Giant pumpkin ‘Junior’ vandalized in Fort Dick

Steve Preston and his giant pumpkin, ‘Junior,’ about a month before it was stolen and smashed. (Submitted)
 

Junior was kidnapped from his Fort Dick home last Friday night.

But the true horror began when students found him smashed to pieces behind Redwood School.

One question remains, said Steve Preston: “How were they able to get him up and take him?”

 


Weighing an estimated 458 pounds, Junior might have been on his way to becoming Del Norte’s biggest Jack-o-lantern, Preston said.

“Everybody was calling and saying, ‘I’m so sorry,’ like somebody died,” he said with a forced smile.

Asked if there were any suspects, Preston said, “I don’t see an adult coming onto my property, 50 yards from my home, just to take a pumpkin.”

“We were all kids once, but this was just messed up,” he added.

Growing pumpkins of mammoth proportions has been a hobby of his for the past two years, and Junior was the culmination of it.

“I do this with my daughters, it’s something we can do together out in the garden,” said Preston. “I grew up in the San Joaquin Valley, and I’ve been farming all my life.”
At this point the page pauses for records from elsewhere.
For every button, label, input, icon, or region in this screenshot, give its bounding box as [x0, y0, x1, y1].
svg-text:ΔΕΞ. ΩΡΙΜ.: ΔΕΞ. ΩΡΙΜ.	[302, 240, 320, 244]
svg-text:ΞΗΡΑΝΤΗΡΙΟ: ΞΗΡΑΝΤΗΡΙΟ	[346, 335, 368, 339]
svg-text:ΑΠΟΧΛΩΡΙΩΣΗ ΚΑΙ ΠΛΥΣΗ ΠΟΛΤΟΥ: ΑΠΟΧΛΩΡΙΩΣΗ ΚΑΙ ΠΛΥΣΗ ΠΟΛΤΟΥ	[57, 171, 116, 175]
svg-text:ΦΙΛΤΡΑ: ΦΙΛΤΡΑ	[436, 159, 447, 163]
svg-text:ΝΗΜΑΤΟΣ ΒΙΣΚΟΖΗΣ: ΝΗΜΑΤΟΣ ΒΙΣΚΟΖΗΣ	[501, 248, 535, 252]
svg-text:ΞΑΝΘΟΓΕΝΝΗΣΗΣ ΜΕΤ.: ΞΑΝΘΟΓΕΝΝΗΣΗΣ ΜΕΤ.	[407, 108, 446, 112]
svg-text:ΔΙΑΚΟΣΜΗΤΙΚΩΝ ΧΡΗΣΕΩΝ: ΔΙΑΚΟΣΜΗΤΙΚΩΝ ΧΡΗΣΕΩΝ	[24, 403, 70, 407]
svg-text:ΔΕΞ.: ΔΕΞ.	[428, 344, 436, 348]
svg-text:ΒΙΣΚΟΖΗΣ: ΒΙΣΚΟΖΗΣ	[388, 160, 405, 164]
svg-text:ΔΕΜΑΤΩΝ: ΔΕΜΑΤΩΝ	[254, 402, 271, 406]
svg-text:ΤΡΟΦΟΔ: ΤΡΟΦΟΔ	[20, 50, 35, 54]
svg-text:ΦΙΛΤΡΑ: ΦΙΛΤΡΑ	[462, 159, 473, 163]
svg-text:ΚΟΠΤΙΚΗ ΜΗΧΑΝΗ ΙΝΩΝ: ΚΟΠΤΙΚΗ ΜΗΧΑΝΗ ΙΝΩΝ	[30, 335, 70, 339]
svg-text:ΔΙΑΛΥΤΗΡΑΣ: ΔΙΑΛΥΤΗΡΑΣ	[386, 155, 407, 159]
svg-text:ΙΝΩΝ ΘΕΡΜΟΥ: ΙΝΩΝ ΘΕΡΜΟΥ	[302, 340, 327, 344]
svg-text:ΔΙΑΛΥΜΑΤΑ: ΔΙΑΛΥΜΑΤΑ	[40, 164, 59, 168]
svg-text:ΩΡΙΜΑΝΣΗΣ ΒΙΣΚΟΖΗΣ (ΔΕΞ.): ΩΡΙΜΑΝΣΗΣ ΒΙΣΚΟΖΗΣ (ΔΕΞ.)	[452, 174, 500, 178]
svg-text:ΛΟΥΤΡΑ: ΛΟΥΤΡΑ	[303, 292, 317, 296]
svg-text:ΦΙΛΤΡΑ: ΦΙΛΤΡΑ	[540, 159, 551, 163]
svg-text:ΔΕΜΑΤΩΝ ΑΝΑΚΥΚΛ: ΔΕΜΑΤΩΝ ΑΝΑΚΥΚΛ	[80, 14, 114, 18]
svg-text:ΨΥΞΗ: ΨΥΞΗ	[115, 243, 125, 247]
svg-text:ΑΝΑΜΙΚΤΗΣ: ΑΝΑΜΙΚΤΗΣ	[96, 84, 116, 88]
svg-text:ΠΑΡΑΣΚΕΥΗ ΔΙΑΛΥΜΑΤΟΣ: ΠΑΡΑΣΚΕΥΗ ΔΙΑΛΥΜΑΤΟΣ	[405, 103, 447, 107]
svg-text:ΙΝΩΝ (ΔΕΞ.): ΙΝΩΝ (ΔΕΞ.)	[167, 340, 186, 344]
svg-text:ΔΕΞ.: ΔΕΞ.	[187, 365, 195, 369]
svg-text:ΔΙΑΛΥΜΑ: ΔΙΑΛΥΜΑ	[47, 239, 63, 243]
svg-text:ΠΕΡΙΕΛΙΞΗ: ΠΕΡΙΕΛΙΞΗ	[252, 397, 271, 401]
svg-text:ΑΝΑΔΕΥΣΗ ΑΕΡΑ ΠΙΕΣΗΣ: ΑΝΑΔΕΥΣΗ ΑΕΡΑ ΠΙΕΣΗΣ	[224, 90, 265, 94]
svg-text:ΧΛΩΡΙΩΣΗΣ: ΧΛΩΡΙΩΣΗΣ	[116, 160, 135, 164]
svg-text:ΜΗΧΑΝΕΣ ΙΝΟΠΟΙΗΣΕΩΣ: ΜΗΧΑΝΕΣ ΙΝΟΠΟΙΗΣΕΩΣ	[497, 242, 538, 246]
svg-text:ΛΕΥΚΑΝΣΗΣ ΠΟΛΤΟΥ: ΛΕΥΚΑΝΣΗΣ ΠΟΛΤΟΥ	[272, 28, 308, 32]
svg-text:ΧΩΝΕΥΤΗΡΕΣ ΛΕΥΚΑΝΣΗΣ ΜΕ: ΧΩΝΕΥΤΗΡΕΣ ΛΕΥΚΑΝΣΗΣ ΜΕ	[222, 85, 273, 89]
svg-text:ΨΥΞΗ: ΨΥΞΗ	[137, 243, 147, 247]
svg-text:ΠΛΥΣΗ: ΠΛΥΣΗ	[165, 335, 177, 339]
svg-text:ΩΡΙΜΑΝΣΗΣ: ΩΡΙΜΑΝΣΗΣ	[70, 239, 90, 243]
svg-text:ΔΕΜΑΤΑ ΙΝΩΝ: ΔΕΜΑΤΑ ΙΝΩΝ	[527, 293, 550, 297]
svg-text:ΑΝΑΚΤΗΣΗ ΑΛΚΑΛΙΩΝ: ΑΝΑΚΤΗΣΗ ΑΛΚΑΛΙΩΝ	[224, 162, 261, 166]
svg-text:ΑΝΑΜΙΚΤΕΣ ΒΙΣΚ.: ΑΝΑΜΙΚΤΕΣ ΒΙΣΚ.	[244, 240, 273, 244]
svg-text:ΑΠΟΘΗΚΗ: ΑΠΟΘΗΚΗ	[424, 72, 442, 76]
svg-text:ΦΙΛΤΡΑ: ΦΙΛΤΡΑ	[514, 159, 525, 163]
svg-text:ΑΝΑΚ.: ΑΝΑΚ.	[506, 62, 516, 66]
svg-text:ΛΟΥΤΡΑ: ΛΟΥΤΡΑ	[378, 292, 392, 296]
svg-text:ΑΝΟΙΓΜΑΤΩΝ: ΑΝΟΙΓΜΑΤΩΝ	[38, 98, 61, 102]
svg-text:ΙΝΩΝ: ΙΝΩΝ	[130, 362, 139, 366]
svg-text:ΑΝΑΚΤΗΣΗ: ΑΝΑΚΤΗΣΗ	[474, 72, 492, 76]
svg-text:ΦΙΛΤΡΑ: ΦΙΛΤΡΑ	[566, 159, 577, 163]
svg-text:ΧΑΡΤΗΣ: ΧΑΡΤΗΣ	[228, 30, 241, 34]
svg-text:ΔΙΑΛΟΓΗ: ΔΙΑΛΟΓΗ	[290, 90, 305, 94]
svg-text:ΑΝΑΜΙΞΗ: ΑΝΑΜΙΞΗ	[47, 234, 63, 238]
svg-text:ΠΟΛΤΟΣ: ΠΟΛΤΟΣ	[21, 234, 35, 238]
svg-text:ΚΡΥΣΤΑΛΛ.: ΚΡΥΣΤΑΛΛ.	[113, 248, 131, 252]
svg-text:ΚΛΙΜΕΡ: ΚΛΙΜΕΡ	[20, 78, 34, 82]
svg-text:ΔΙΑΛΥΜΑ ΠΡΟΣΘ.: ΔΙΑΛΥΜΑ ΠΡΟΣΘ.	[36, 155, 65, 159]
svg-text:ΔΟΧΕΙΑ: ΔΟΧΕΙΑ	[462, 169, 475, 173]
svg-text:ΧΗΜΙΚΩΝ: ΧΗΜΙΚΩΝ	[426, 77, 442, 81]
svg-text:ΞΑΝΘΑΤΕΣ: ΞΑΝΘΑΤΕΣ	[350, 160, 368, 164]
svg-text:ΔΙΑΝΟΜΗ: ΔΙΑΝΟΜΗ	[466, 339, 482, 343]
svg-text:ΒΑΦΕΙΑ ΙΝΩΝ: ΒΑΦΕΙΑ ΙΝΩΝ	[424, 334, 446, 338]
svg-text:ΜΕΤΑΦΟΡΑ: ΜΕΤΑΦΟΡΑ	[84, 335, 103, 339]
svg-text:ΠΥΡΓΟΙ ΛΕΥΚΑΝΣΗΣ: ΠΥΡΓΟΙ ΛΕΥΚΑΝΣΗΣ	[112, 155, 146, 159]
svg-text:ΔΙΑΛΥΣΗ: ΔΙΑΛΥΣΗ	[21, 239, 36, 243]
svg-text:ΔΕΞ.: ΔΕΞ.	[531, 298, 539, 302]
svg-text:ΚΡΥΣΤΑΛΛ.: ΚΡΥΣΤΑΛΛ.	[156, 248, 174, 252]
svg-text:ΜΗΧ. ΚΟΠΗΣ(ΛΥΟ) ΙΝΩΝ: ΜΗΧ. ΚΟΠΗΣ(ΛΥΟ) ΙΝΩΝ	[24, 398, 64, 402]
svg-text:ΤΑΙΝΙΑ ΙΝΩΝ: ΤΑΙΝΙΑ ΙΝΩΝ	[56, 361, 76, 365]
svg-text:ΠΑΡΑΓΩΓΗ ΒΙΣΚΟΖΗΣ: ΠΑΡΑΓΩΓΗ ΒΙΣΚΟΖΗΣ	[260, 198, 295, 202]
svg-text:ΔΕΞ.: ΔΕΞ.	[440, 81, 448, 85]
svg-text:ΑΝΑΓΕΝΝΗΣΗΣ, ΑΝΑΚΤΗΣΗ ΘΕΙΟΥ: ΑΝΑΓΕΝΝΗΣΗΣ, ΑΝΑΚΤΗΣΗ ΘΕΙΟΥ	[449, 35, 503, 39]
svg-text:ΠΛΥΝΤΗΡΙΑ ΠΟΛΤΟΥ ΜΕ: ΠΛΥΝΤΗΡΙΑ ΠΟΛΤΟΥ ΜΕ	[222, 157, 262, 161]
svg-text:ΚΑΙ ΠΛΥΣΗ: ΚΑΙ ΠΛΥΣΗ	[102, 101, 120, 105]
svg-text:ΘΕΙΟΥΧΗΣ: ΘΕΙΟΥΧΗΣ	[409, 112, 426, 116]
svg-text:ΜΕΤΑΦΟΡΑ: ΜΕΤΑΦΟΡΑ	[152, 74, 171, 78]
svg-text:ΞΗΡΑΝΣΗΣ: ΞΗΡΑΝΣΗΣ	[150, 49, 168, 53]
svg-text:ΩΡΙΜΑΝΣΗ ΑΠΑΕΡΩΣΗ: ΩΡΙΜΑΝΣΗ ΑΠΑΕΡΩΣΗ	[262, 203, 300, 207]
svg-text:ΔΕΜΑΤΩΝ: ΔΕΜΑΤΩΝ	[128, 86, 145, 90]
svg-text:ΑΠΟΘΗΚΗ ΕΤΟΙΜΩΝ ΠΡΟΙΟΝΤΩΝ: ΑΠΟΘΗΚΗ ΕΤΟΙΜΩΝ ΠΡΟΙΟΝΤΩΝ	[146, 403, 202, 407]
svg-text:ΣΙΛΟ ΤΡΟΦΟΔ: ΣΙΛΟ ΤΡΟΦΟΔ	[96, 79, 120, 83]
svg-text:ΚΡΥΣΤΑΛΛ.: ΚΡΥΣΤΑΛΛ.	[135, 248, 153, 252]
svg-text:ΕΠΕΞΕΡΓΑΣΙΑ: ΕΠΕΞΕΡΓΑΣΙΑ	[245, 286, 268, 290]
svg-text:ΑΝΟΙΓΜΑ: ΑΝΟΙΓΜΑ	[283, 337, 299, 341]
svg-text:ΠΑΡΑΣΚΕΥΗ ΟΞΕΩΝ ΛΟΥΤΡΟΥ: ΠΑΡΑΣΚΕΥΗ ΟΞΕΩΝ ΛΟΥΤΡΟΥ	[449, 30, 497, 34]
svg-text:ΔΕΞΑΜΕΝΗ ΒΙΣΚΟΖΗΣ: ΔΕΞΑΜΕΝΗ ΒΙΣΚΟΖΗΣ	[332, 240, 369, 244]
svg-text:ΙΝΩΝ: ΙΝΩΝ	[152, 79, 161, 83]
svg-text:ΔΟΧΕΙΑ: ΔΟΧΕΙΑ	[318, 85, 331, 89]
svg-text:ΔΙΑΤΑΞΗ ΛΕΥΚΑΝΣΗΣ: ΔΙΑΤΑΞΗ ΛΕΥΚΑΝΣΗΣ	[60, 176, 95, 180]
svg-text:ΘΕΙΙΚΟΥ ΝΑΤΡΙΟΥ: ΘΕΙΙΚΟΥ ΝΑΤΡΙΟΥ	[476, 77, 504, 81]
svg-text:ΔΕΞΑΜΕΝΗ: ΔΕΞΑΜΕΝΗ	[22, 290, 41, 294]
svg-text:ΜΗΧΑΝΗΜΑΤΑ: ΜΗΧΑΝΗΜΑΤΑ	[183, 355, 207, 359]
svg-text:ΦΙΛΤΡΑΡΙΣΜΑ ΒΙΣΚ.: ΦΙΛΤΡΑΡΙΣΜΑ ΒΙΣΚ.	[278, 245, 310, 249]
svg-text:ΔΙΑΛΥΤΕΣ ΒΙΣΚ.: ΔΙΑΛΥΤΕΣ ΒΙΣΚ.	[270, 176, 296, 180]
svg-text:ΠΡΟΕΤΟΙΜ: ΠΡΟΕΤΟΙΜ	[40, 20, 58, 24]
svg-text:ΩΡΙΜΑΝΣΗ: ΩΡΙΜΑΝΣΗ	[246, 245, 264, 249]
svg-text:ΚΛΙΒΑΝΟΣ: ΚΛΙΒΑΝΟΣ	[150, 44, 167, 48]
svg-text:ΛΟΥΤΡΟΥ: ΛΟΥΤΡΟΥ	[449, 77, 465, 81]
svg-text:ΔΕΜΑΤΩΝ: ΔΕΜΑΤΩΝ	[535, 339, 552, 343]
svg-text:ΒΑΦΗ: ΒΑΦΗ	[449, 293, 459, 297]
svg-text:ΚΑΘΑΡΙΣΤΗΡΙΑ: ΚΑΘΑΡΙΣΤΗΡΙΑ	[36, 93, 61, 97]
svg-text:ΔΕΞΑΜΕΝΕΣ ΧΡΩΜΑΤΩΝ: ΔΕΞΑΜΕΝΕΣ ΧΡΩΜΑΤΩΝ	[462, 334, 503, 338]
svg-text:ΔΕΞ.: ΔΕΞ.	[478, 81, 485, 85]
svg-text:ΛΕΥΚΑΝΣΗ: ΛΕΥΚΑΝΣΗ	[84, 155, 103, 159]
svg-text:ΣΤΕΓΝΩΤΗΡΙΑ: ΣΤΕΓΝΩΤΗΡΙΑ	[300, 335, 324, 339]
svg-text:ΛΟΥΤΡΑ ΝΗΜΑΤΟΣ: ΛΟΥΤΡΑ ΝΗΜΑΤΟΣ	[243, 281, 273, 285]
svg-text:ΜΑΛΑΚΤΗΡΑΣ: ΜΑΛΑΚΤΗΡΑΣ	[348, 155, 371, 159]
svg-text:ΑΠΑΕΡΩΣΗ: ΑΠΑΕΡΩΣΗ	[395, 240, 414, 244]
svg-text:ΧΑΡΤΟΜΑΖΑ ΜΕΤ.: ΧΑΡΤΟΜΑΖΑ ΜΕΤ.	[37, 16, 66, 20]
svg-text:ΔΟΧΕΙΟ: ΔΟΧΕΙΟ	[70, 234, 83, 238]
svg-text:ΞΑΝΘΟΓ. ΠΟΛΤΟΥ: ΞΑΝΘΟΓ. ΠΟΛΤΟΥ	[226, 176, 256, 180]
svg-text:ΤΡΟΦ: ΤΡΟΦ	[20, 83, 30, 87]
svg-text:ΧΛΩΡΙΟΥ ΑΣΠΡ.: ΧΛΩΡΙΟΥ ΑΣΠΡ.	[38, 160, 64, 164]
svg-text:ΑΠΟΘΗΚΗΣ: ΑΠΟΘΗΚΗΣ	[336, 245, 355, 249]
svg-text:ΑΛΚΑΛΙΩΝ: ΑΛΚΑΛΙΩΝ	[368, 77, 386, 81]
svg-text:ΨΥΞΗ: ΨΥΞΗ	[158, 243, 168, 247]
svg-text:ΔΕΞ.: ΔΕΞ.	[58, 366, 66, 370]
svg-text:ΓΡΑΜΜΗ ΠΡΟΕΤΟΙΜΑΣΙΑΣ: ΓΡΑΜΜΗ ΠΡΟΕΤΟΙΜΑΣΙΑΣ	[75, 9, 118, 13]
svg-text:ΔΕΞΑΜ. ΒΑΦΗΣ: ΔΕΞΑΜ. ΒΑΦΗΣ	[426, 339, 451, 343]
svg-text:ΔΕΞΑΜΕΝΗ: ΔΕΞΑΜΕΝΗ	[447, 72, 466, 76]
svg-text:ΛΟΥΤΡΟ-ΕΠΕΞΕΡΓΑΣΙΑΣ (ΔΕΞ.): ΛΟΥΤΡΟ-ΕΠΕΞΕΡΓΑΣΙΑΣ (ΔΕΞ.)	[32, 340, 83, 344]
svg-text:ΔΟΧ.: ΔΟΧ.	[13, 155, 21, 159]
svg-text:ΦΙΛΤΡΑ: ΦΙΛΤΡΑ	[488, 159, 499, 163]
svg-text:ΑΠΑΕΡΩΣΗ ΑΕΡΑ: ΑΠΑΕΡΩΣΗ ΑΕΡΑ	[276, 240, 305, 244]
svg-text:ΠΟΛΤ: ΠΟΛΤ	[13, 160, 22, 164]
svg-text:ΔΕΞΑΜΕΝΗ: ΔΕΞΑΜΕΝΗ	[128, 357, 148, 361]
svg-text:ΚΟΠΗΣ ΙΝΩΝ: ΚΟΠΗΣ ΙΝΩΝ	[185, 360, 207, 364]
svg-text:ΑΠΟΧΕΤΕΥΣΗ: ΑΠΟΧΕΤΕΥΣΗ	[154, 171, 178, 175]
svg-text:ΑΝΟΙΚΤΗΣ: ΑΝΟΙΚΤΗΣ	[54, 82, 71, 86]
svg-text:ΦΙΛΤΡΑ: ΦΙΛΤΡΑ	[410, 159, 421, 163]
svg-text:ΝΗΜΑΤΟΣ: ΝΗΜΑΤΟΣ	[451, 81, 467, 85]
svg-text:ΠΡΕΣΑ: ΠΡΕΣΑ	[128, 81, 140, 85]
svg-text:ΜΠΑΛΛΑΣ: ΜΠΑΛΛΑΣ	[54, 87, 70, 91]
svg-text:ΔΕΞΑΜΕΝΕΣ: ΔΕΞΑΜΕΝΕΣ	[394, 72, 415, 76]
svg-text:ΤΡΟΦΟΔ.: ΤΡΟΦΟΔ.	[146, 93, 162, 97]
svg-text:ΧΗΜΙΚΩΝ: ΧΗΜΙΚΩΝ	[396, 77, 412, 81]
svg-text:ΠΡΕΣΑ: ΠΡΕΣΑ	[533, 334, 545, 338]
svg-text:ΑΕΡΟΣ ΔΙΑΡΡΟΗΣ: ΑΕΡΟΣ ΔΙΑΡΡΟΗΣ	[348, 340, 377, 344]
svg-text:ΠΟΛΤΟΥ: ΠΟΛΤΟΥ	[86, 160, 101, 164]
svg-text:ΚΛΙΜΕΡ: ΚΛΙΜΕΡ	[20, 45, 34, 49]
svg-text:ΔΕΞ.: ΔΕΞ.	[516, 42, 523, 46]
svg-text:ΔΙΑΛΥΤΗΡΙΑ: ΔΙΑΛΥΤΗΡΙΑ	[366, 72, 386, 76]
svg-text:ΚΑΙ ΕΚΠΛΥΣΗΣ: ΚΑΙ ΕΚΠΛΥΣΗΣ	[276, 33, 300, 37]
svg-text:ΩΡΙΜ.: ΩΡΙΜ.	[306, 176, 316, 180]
The process is a long and tedious one, he said, which added to his lament when Junior was stolen and smashed.

Preston was able to able to gather up the remains and salvaged hundreds of seeds, so another grow is a possibility, but not without added security, he said.

“I paid $20 for the seeds,” he said.

Junior began as a seed in a cup, which was watered daily under a UV lamp.

When the first “true leaf” grew, Junior was transported to the garden.

After the seedling was put in the garden, Preston said the plant was tended to daily.

The pumpkin took six months to grow to the size it was when it was taken, said Preston.

Using calculations he learned from a pumpkin-growing Web site, Preston calculated the pumpkin’s mass at 458 pounds before it was smashed.

After the vines started growing pumpkins, Preston said the truly tedious work began. On a daily basis, he would stake out every vine, trim them and make sure they were not touching any of the pumpkins.

Toward the end of the grow, Preston said that he actually cut off some of the pumpkins, so all of the plant’s growing would be “directed” to Junior.

The thief or thieves left three other pumpkins, Preston said, so he was happy that at least his daughters got to keep theirs.

Asked if he would still grow gargantuan pumpkins, Preston said, “right now I don’t want to because I don’t want it to happen again, but maybe if I get a fence up.”

He also talked about what he would do if he found out who had taken and smashed Junior.

“I would tell their dads, then I would make them dig the post-holes for my new fence,” said Preston.

“I don’t want to ruin a kid’s life over smashing pumpkins, even though that would have been felony grand theft,” he said.